Forecasts suggest active fire season |

Forecasts suggest active fire season

Early fire forecasts indicate the states north of Colorado have the potential for an active fire season.

Wyoming, Idaho, Montana and the Pacific Northwest are in drought, said Lynn Barclay, fire information officer for the Bureau of Land Management’s Little Snake Field Office.

But Colorado has been receiving moisture, and the next few weeks look as if they will be wet, too, she said.

“The next couple weeks look to be in a storm pattern. We’re going to be in a higher moisture, rainy pattern,” Barclay said.

The wet weather is making it difficult for the BLM to schedule controlled burns in Northwest Colorado.

Fire loads need to be dry enough to burn, but not so dry that they fire can get out of control. Likewise, some wind is useful to push the fire, but too much wind can get a fire out of control.

Ranchers at low elevations in Rio Blanco County have already begun burning agriculture land to destroy vegetation refuse and promote the regrowth of grass.

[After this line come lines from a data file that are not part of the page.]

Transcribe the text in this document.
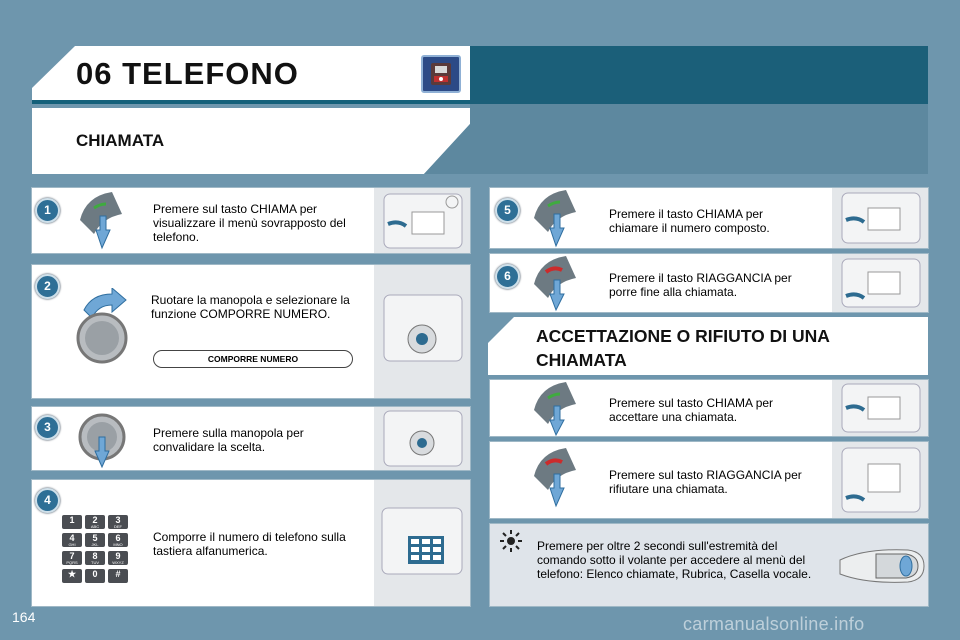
06 TELEFONO
CHIAMATA
1	Premere sul tasto CHIAMA per visualizzare il menù sovrapposto del telefono.
2
Ruotare la manopola e selezionare la funzione COMPORRE NUMERO.
COMPORRE NUMERO
3	Premere sulla manopola per convalidare la scelta.
4
1	2
ABC
3
DEF
4
GHI
5
JKL
6
MNO
7
PQRS
8
TUV
9
WXYZ
★	0	#
Comporre il numero di telefono sulla tastiera alfanumerica.
5	Premere il tasto CHIAMA per chiamare il numero composto.
6	Premere il tasto RIAGGANCIA per porre fine alla chiamata.
ACCETTAZIONE O RIFIUTO DI UNA CHIAMATA
Premere sul tasto CHIAMA per accettare una chiamata.
Premere sul tasto RIAGGANCIA per rifiutare una chiamata.
Premere per oltre 2 secondi sull'estremità del comando sotto il volante per accedere al menù del telefono: Elenco chiamate, Rubrica, Casella vocale.
164	carmanualsonline.info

As Moffat and later Routt County begin to dry out, Barclay expects ranchers to begin burning there, too.

“Prime conditions for burning also lend themselves to the hazards of using fire,” Barclay said.

The Northwest Colorado Fire Management Unit makes the following recommendations to ranchers who plan to conduct burns on their land:

  • Contact your Sheriff’s Office before burning.
  • Be aware of expected weather conditions for your dry burn — this time of year winds can be erratic.
  • Avoid windy and excessively warm, dry days–fires spread quickly under these conditions.
  • Advise your neighbors of your plans to burn so they don’t panic or call in a false fire report.
  • Keep a shovel and plenty of water handy to extinguish the fire.
  • Never leave a fire unattended, even for a few minutes.
  • Dig a fire line or break if there is a chance the fire may not stop where you want it to.